We’ve tried so many things and it feels like there is something fundamental I’m not seeing or misunderstanding.For example: Is it allowed to created all of our resources (service entry, virtual service and gateway) in the namespaces of the application, which is different from the istio egressgateway namespace?

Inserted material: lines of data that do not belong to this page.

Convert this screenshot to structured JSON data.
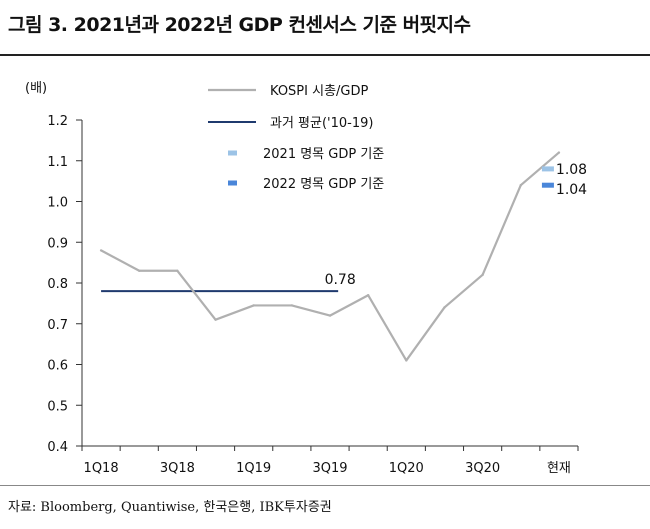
{
  "title": "그림 3. 2021년과 2022년 GDP 컨센서스 기준 버핏지수",
  "source": "자료: Bloomberg, Quantiwise, 한국은행, IBK투자증권",
  "chart_data": {
    "type": "line",
    "unit_label": "(배)",
    "ylim": [
      0.4,
      1.2
    ],
    "yticks": [
      "1.2",
      "1.1",
      "1.0",
      "0.9",
      "0.8",
      "0.7",
      "0.6",
      "0.5",
      "0.4"
    ],
    "xtick_labels": [
      "1Q18",
      "3Q18",
      "1Q19",
      "3Q19",
      "1Q20",
      "3Q20",
      "현재"
    ],
    "categories": [
      "1Q18",
      "2Q18",
      "3Q18",
      "4Q18",
      "1Q19",
      "2Q19",
      "3Q19",
      "4Q19",
      "1Q20",
      "2Q20",
      "3Q20",
      "4Q20",
      "현재"
    ],
    "series": [
      {
        "name": "KOSPI 시총/GDP",
        "color": "#b0b0b0",
        "values": [
          0.88,
          0.83,
          0.83,
          0.71,
          0.745,
          0.745,
          0.72,
          0.77,
          0.61,
          0.74,
          0.82,
          1.04,
          1.12
        ]
      }
    ],
    "average": {
      "name": "과거 평균('10-19)",
      "color": "#1f3a6e",
      "value": 0.78,
      "label": "0.78",
      "from": "1Q18",
      "to": "4Q19"
    },
    "markers": [
      {
        "name": "2021 명목 GDP 기준",
        "color": "#9cc3e6",
        "value": 1.08,
        "label": "1.08",
        "at": "현재"
      },
      {
        "name": "2022 명목 GDP 기준",
        "color": "#4a86d9",
        "value": 1.04,
        "label": "1.04",
        "at": "현재"
      }
    ],
    "legend_position": "top-right",
    "grid": false
  }
}
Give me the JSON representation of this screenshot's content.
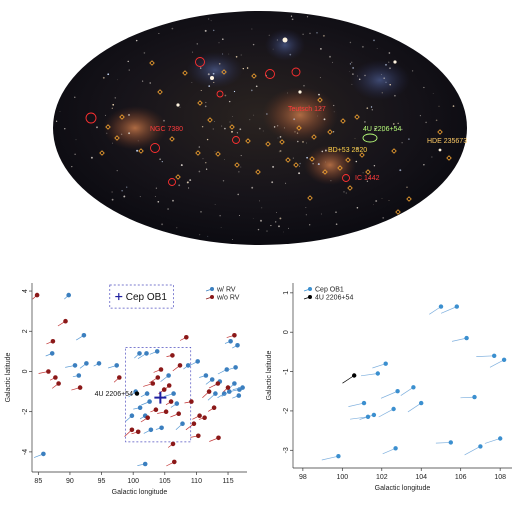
{
  "sky_map": {
    "labels": [
      {
        "text": "Teutsch 127",
        "color": "#ff3b3b"
      },
      {
        "text": "NGC 7380",
        "color": "#ff3b3b"
      },
      {
        "text": "4U 2206+54",
        "color": "#b8ff7a"
      },
      {
        "text": "BD+53 2820",
        "color": "#ffd24a"
      },
      {
        "text": "HDE 235673",
        "color": "#ffcc66"
      },
      {
        "text": "IC 1442",
        "color": "#ff3b3b"
      }
    ],
    "circle_color": "#ff3030",
    "diamond_color": "#f0a030"
  },
  "chart_data": [
    {
      "type": "scatter",
      "xlabel": "Galactic longitude",
      "ylabel": "Galactic latitude",
      "xlim": [
        84,
        118
      ],
      "ylim": [
        -5,
        4.4
      ],
      "xticks": [
        85,
        90,
        95,
        100,
        105,
        110,
        115
      ],
      "yticks": [
        -4,
        -2,
        0,
        2,
        4
      ],
      "legend": {
        "position": "top-right",
        "entries": [
          "w/ RV",
          "w/o RV"
        ]
      },
      "box_label": "Cep OB1",
      "annotation": "4U 2206+54",
      "cep_ob1_center": [
        104.3,
        -1.3
      ],
      "cep_box": {
        "x": [
          98.8,
          109.1
        ],
        "y": [
          -3.5,
          1.2
        ]
      },
      "legend_box": {
        "x": [
          96.3,
          106.4
        ],
        "y": [
          3.15,
          4.3
        ]
      },
      "target": [
        100.6,
        -1.1
      ],
      "series": [
        {
          "name": "w/ RV",
          "color": "#3b7fbf",
          "points": [
            [
              89.8,
              3.8
            ],
            [
              92.2,
              1.8
            ],
            [
              87.2,
              0.9
            ],
            [
              90.8,
              0.3
            ],
            [
              92.6,
              0.4
            ],
            [
              94.6,
              0.4
            ],
            [
              97.4,
              0.3
            ],
            [
              101.0,
              0.9
            ],
            [
              102.1,
              0.9
            ],
            [
              103.8,
              1.0
            ],
            [
              91.4,
              -0.2
            ],
            [
              100.4,
              -1.0
            ],
            [
              102.2,
              -1.1
            ],
            [
              106.4,
              -1.1
            ],
            [
              99.8,
              -2.2
            ],
            [
              101.9,
              -2.2
            ],
            [
              102.6,
              -1.5
            ],
            [
              101.1,
              -1.8
            ],
            [
              105.6,
              -0.2
            ],
            [
              102.8,
              -2.9
            ],
            [
              104.5,
              -2.8
            ],
            [
              107.8,
              -2.6
            ],
            [
              106.9,
              -1.6
            ],
            [
              85.8,
              -4.1
            ],
            [
              101.9,
              -4.6
            ],
            [
              108.7,
              0.3
            ],
            [
              110.2,
              0.5
            ],
            [
              111.5,
              -0.2
            ],
            [
              113.0,
              -1.1
            ],
            [
              114.4,
              -1.1
            ],
            [
              115.4,
              1.5
            ],
            [
              116.8,
              -0.9
            ],
            [
              113.7,
              -0.5
            ],
            [
              114.8,
              0.1
            ],
            [
              116.2,
              0.2
            ],
            [
              116.0,
              -0.6
            ],
            [
              115.2,
              -1.0
            ],
            [
              116.7,
              -1.2
            ],
            [
              117.3,
              -0.8
            ],
            [
              112.5,
              -0.4
            ],
            [
              116.5,
              1.3
            ]
          ]
        },
        {
          "name": "w/o RV",
          "color": "#8b1818",
          "points": [
            [
              84.8,
              3.8
            ],
            [
              89.3,
              2.5
            ],
            [
              87.3,
              1.5
            ],
            [
              86.6,
              0.0
            ],
            [
              88.2,
              -0.6
            ],
            [
              87.7,
              -0.3
            ],
            [
              91.6,
              -0.8
            ],
            [
              97.8,
              -0.3
            ],
            [
              103.9,
              -0.3
            ],
            [
              104.4,
              0.1
            ],
            [
              106.2,
              0.8
            ],
            [
              107.4,
              0.3
            ],
            [
              108.4,
              1.7
            ],
            [
              103.1,
              -0.6
            ],
            [
              105.7,
              -0.7
            ],
            [
              106.0,
              -1.5
            ],
            [
              107.2,
              -2.1
            ],
            [
              109.2,
              -1.5
            ],
            [
              109.6,
              -2.6
            ],
            [
              110.5,
              -2.2
            ],
            [
              111.3,
              -2.3
            ],
            [
              112.0,
              -1.0
            ],
            [
              112.8,
              -1.8
            ],
            [
              113.5,
              -3.3
            ],
            [
              110.3,
              -3.2
            ],
            [
              106.3,
              -3.6
            ],
            [
              106.5,
              -4.5
            ],
            [
              100.8,
              -3.0
            ],
            [
              99.8,
              -2.9
            ],
            [
              102.3,
              -2.3
            ],
            [
              103.6,
              -1.9
            ],
            [
              105.2,
              -2.0
            ],
            [
              104.9,
              -0.9
            ],
            [
              113.4,
              -0.6
            ],
            [
              116.0,
              1.8
            ],
            [
              115.0,
              -0.8
            ]
          ]
        }
      ]
    },
    {
      "type": "scatter",
      "xlabel": "Galactic longitude",
      "ylabel": "Galactic latitude",
      "xlim": [
        97.5,
        108.6
      ],
      "ylim": [
        -3.45,
        1.25
      ],
      "xticks": [
        98,
        100,
        102,
        104,
        106,
        108
      ],
      "yticks": [
        -3,
        -2,
        -1,
        0,
        1
      ],
      "legend": {
        "position": "top-left",
        "entries": [
          "Cep OB1",
          "4U 2206+54"
        ]
      },
      "series": [
        {
          "name": "Cep OB1",
          "color": "#3b8fcf",
          "points": [
            [
              105.0,
              0.65
            ],
            [
              105.8,
              0.65
            ],
            [
              106.3,
              -0.15
            ],
            [
              107.7,
              -0.6
            ],
            [
              108.2,
              -0.7
            ],
            [
              102.2,
              -0.8
            ],
            [
              101.8,
              -1.05
            ],
            [
              103.6,
              -1.4
            ],
            [
              102.8,
              -1.5
            ],
            [
              101.1,
              -1.8
            ],
            [
              106.7,
              -1.65
            ],
            [
              102.6,
              -1.95
            ],
            [
              101.6,
              -2.1
            ],
            [
              101.3,
              -2.15
            ],
            [
              104.0,
              -1.8
            ],
            [
              102.7,
              -2.95
            ],
            [
              99.8,
              -3.15
            ],
            [
              105.5,
              -2.8
            ],
            [
              107.0,
              -2.9
            ],
            [
              108.0,
              -2.7
            ]
          ]
        },
        {
          "name": "4U 2206+54",
          "color": "#000000",
          "points": [
            [
              100.6,
              -1.1
            ]
          ]
        }
      ]
    }
  ]
}
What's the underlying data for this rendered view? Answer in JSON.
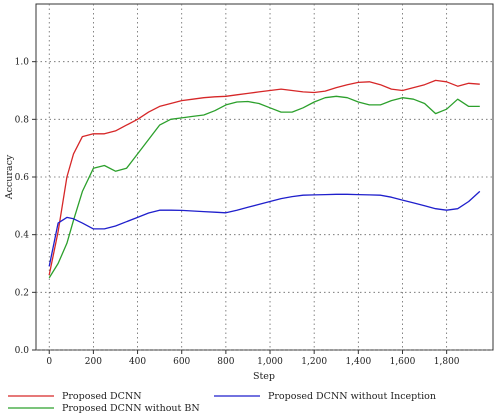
{
  "chart_data": {
    "type": "line",
    "xlabel": "Step",
    "ylabel": "Accuracy",
    "xlim": [
      -60,
      2010
    ],
    "ylim": [
      0.0,
      1.2
    ],
    "xticks": [
      0,
      200,
      400,
      600,
      800,
      1000,
      1200,
      1400,
      1600,
      1800
    ],
    "xtick_labels": [
      "0",
      "200",
      "400",
      "600",
      "800",
      "1,000",
      "1,200",
      "1,400",
      "1,600",
      "1,800"
    ],
    "yticks": [
      0.0,
      0.2,
      0.4,
      0.6,
      0.8,
      1.0
    ],
    "ytick_labels": [
      "0.0",
      "0.2",
      "0.4",
      "0.6",
      "0.8",
      "1.0"
    ],
    "grid": true,
    "legend_position": "bottom",
    "series": [
      {
        "name": "Proposed DCNN",
        "color": "#d62728",
        "x": [
          0,
          40,
          80,
          110,
          150,
          200,
          250,
          300,
          350,
          400,
          450,
          500,
          550,
          600,
          650,
          700,
          750,
          800,
          850,
          900,
          950,
          1000,
          1050,
          1100,
          1150,
          1200,
          1250,
          1300,
          1350,
          1400,
          1450,
          1500,
          1550,
          1600,
          1650,
          1700,
          1750,
          1800,
          1850,
          1900,
          1950
        ],
        "y": [
          0.26,
          0.41,
          0.6,
          0.68,
          0.74,
          0.75,
          0.75,
          0.76,
          0.78,
          0.8,
          0.825,
          0.845,
          0.855,
          0.865,
          0.87,
          0.875,
          0.878,
          0.88,
          0.885,
          0.89,
          0.895,
          0.9,
          0.905,
          0.9,
          0.895,
          0.893,
          0.898,
          0.91,
          0.92,
          0.928,
          0.93,
          0.92,
          0.905,
          0.9,
          0.91,
          0.92,
          0.935,
          0.93,
          0.915,
          0.925,
          0.922
        ]
      },
      {
        "name": "Proposed DCNN without BN",
        "color": "#2ca02c",
        "x": [
          0,
          40,
          80,
          110,
          150,
          200,
          250,
          300,
          350,
          400,
          450,
          500,
          550,
          600,
          650,
          700,
          750,
          800,
          850,
          900,
          950,
          1000,
          1050,
          1100,
          1150,
          1200,
          1250,
          1300,
          1350,
          1400,
          1450,
          1500,
          1550,
          1600,
          1650,
          1700,
          1750,
          1800,
          1850,
          1900,
          1950
        ],
        "y": [
          0.25,
          0.3,
          0.37,
          0.45,
          0.55,
          0.63,
          0.64,
          0.62,
          0.63,
          0.68,
          0.73,
          0.78,
          0.8,
          0.805,
          0.81,
          0.815,
          0.83,
          0.85,
          0.86,
          0.862,
          0.855,
          0.84,
          0.825,
          0.825,
          0.84,
          0.86,
          0.875,
          0.88,
          0.875,
          0.86,
          0.85,
          0.85,
          0.865,
          0.875,
          0.87,
          0.855,
          0.82,
          0.835,
          0.87,
          0.845,
          0.845
        ]
      },
      {
        "name": "Proposed DCNN without Inception",
        "color": "#1f1fcc",
        "x": [
          0,
          40,
          80,
          110,
          150,
          200,
          250,
          300,
          350,
          400,
          450,
          500,
          550,
          600,
          650,
          700,
          750,
          800,
          850,
          900,
          950,
          1000,
          1050,
          1100,
          1150,
          1200,
          1250,
          1300,
          1350,
          1400,
          1450,
          1500,
          1550,
          1600,
          1650,
          1700,
          1750,
          1800,
          1850,
          1900,
          1950
        ],
        "y": [
          0.29,
          0.44,
          0.46,
          0.455,
          0.44,
          0.42,
          0.42,
          0.43,
          0.445,
          0.46,
          0.475,
          0.485,
          0.485,
          0.484,
          0.482,
          0.48,
          0.478,
          0.476,
          0.485,
          0.495,
          0.505,
          0.515,
          0.525,
          0.532,
          0.537,
          0.538,
          0.539,
          0.54,
          0.54,
          0.539,
          0.538,
          0.537,
          0.53,
          0.52,
          0.51,
          0.5,
          0.49,
          0.485,
          0.49,
          0.515,
          0.55
        ]
      }
    ]
  }
}
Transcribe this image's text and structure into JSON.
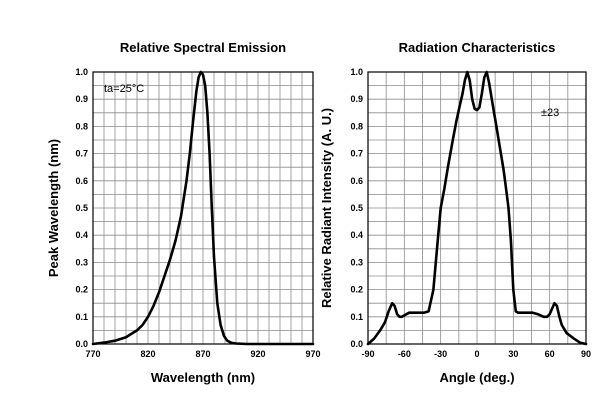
{
  "chart_data": [
    {
      "type": "line",
      "title": "Relative Spectral Emission",
      "xlabel": "Wavelength (nm)",
      "ylabel": "Peak Wavelength (nm)",
      "xlim": [
        770,
        970
      ],
      "ylim": [
        0.0,
        1.0
      ],
      "x_ticks": [
        "770",
        "820",
        "870",
        "920",
        "970"
      ],
      "y_ticks": [
        "0.0",
        "0.1",
        "0.2",
        "0.3",
        "0.4",
        "0.5",
        "0.6",
        "0.7",
        "0.8",
        "0.9",
        "1.0"
      ],
      "grid": true,
      "annotation": "ta=25°C",
      "series": [
        {
          "x": [
            770,
            780,
            790,
            800,
            810,
            815,
            820,
            825,
            830,
            835,
            840,
            845,
            850,
            855,
            858,
            861,
            864,
            866,
            868,
            870,
            872,
            874,
            876,
            878,
            880,
            883,
            886,
            889,
            892,
            896,
            900,
            910,
            930,
            950,
            970
          ],
          "y": [
            0.0,
            0.005,
            0.012,
            0.025,
            0.05,
            0.07,
            0.1,
            0.14,
            0.19,
            0.25,
            0.31,
            0.38,
            0.47,
            0.6,
            0.7,
            0.82,
            0.93,
            0.98,
            1.0,
            0.99,
            0.95,
            0.85,
            0.7,
            0.5,
            0.32,
            0.15,
            0.07,
            0.03,
            0.012,
            0.004,
            0.002,
            0.0,
            0.0,
            0.0,
            0.0
          ]
        }
      ]
    },
    {
      "type": "line",
      "title": "Radiation Characteristics",
      "xlabel": "Angle (deg.)",
      "ylabel": "Relative Radiant Intensity (A. U.)",
      "xlim": [
        -90,
        90
      ],
      "ylim": [
        0.0,
        1.0
      ],
      "x_ticks": [
        "-90",
        "-60",
        "-30",
        "0",
        "30",
        "60",
        "90"
      ],
      "y_ticks": [
        "0.0",
        "0.1",
        "0.2",
        "0.3",
        "0.4",
        "0.5",
        "0.6",
        "0.7",
        "0.8",
        "0.9",
        "1.0"
      ],
      "grid": true,
      "annotation": "±23",
      "series": [
        {
          "x": [
            -90,
            -85,
            -80,
            -76,
            -73,
            -70,
            -68,
            -66,
            -64,
            -62,
            -60,
            -56,
            -50,
            -44,
            -40,
            -36,
            -34,
            -32,
            -30,
            -27,
            -24,
            -20,
            -17,
            -14,
            -12,
            -10,
            -8,
            -6,
            -4,
            -2,
            0,
            2,
            4,
            6,
            8,
            10,
            13,
            16,
            19,
            22,
            24,
            26,
            28,
            30,
            32,
            34,
            40,
            46,
            50,
            55,
            58,
            60,
            62,
            64,
            66,
            68,
            70,
            74,
            80,
            85,
            90
          ],
          "y": [
            0.0,
            0.02,
            0.05,
            0.08,
            0.12,
            0.15,
            0.14,
            0.11,
            0.1,
            0.1,
            0.105,
            0.115,
            0.115,
            0.115,
            0.12,
            0.2,
            0.3,
            0.4,
            0.5,
            0.57,
            0.65,
            0.75,
            0.82,
            0.88,
            0.92,
            0.97,
            1.0,
            0.97,
            0.9,
            0.865,
            0.86,
            0.87,
            0.92,
            0.98,
            1.0,
            0.96,
            0.88,
            0.8,
            0.72,
            0.64,
            0.57,
            0.5,
            0.38,
            0.2,
            0.12,
            0.115,
            0.115,
            0.115,
            0.11,
            0.1,
            0.1,
            0.11,
            0.13,
            0.15,
            0.14,
            0.1,
            0.07,
            0.04,
            0.02,
            0.005,
            0.0
          ]
        }
      ]
    }
  ]
}
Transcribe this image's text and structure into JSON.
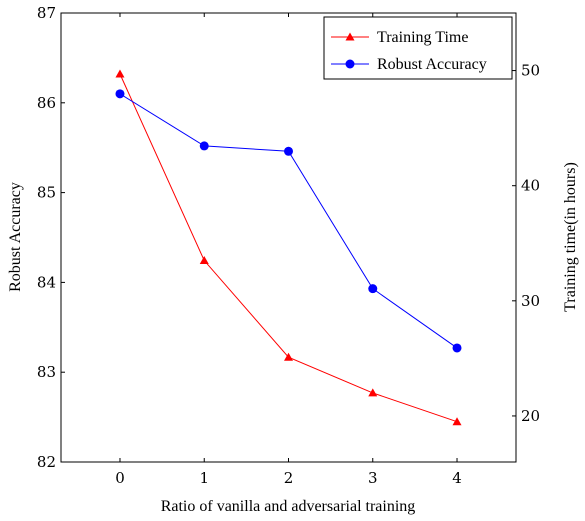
{
  "chart_data": {
    "type": "line",
    "x": [
      0,
      1,
      2,
      3,
      4
    ],
    "xlabel": "Ratio of vanilla and adversarial training",
    "xlim": [
      -0.7,
      4.7
    ],
    "xticks": [
      "0",
      "1",
      "2",
      "3",
      "4"
    ],
    "ylabel_left": "Robust Accuracy",
    "ylim_left": [
      82,
      87
    ],
    "yticks_left": [
      "82",
      "83",
      "84",
      "85",
      "86",
      "87"
    ],
    "ylabel_right": "Training time(in hours)",
    "ylim_right": [
      16,
      55
    ],
    "yticks_right": [
      "20",
      "30",
      "40",
      "50"
    ],
    "legend_position": "top-right",
    "series": [
      {
        "name": "Training Time",
        "axis": "right",
        "color": "#ff0000",
        "marker": "triangle",
        "values": [
          49.7,
          33.5,
          25.1,
          22.0,
          19.5
        ]
      },
      {
        "name": "Robust Accuracy",
        "axis": "left",
        "color": "#0000ff",
        "marker": "circle",
        "values": [
          86.1,
          85.52,
          85.46,
          83.93,
          83.27
        ]
      }
    ]
  }
}
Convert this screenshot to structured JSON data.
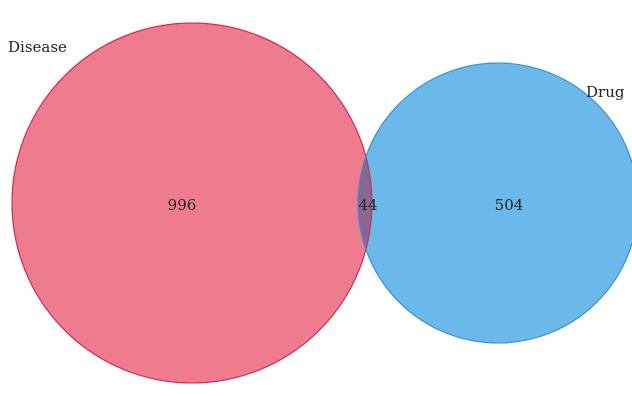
{
  "venn": {
    "sets": [
      {
        "label": "Disease",
        "fill": "#ef7b8e",
        "stroke": "#d9264e"
      },
      {
        "label": "Drug",
        "fill": "#6ab9ea",
        "stroke": "#3a8fd0"
      }
    ],
    "regions": {
      "disease_only": "996",
      "intersection": "44",
      "drug_only": "504"
    },
    "intersection_fill": "#8a6690"
  }
}
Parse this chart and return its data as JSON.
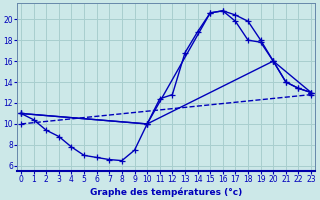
{
  "xlabel": "Graphe des températures (°c)",
  "background_color": "#cce8e8",
  "grid_color": "#a8cece",
  "line_color": "#0000bb",
  "yticks": [
    6,
    8,
    10,
    12,
    14,
    16,
    18,
    20
  ],
  "xticks": [
    0,
    1,
    2,
    3,
    4,
    5,
    6,
    7,
    8,
    9,
    10,
    11,
    12,
    13,
    14,
    15,
    16,
    17,
    18,
    19,
    20,
    21,
    22,
    23
  ],
  "xlim": [
    -0.3,
    23.3
  ],
  "ylim": [
    5.5,
    21.5
  ],
  "series1_x": [
    0,
    1,
    2,
    3,
    4,
    5,
    6,
    7,
    8,
    9,
    10,
    11,
    12,
    13,
    14,
    15,
    16,
    17,
    18,
    19,
    20,
    21,
    22,
    23
  ],
  "series1_y": [
    11.0,
    10.4,
    9.4,
    8.8,
    7.8,
    7.0,
    6.8,
    6.6,
    6.5,
    7.5,
    10.0,
    12.4,
    12.8,
    16.8,
    18.8,
    20.6,
    20.8,
    20.4,
    19.8,
    18.0,
    16.0,
    14.0,
    13.4,
    13.0
  ],
  "series2_x": [
    0,
    10,
    15,
    16,
    17,
    18,
    19,
    20,
    21,
    22,
    23
  ],
  "series2_y": [
    11.0,
    10.0,
    20.6,
    20.8,
    19.8,
    18.0,
    17.8,
    16.0,
    14.0,
    13.4,
    13.0
  ],
  "series3_x": [
    0,
    10,
    20,
    23
  ],
  "series3_y": [
    11.0,
    10.0,
    16.0,
    13.0
  ],
  "series4_x": [
    0,
    23
  ],
  "series4_y": [
    10.0,
    12.8
  ]
}
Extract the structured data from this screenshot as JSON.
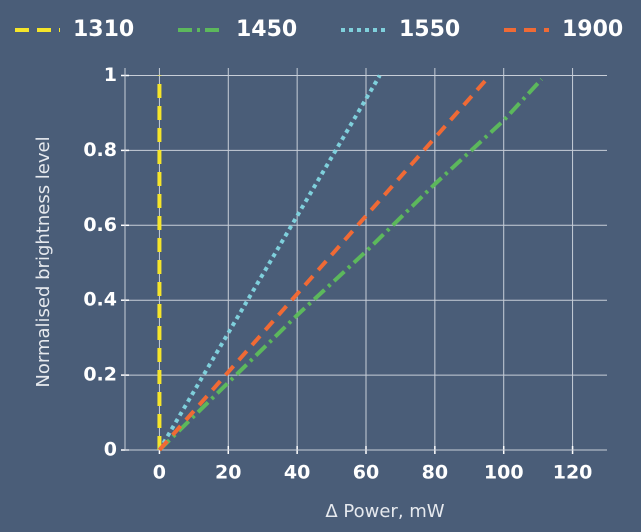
{
  "chart_data": {
    "type": "line",
    "xlabel": "Δ  Power, mW",
    "ylabel": "Normalised brightness level",
    "xlim": [
      -10,
      130
    ],
    "xticks": [
      0,
      20,
      40,
      60,
      80,
      100,
      120
    ],
    "ylim": [
      0,
      1.02
    ],
    "yticks": [
      0,
      0.2,
      0.4,
      0.6,
      0.8,
      1
    ],
    "grid": true,
    "legend": "top",
    "series": [
      {
        "name": "1310",
        "color": "#f5e52a",
        "style": "long-dashed",
        "x": [
          0,
          0
        ],
        "values": [
          0,
          1
        ]
      },
      {
        "name": "1450",
        "color": "#5cb85c",
        "style": "dash-dot",
        "x": [
          0,
          20,
          40,
          60,
          80,
          100,
          111
        ],
        "values": [
          0,
          0.18,
          0.36,
          0.53,
          0.71,
          0.88,
          0.99
        ]
      },
      {
        "name": "1550",
        "color": "#7fd0dc",
        "style": "dotted",
        "x": [
          0,
          64
        ],
        "values": [
          0,
          1
        ]
      },
      {
        "name": "1900",
        "color": "#f06a35",
        "style": "dashed",
        "x": [
          0,
          96
        ],
        "values": [
          0,
          1
        ]
      }
    ]
  }
}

PS: I can also add that if we delete our network policy and delete the virtual services and gateways created above, we are able to access our kafka cluster, only this time the sidecar sends the request directly to the internet, which is the expected behaviour

Already a big thanks for pointing me in the right direction or share your own config if you’re connecting with external zookeeper services over TCP

Hi, I am working on a similar problem in trying to access the msk and I am trying to do get the http/https traffic flow working. Do you have a http/https traffic that works?

It depends, I’m under the impression TCP protocol (instead of HTTP) has to be configured for this flow (to MSK) to work. I’m still not able to route the traffic through an egress gateway so we’re sending the traffic out directly via the sidecar. In case SSL is enabled on your MSK cluster, you should be able to use HTTPS protocol to establish that connection (directly from the sidecar as well as via an egress gateway) but I haven’t tried it yet

Thanks @mrtnfchs for the reply. That helps. I have SSL enabled in the cluster and am trying to figure out the flow. Hope to reproduce the issue you are facing in my setup. Will keep you posted.

Thanks a ton! I’m looking forward to your findings!

Do you resolve problem?

Hey @mrtnfchs,

Were you able to solve the problem ? I was stuck in a similar one and able to get a solution. Please let us know if you too arrived at one and then we can discuss more here.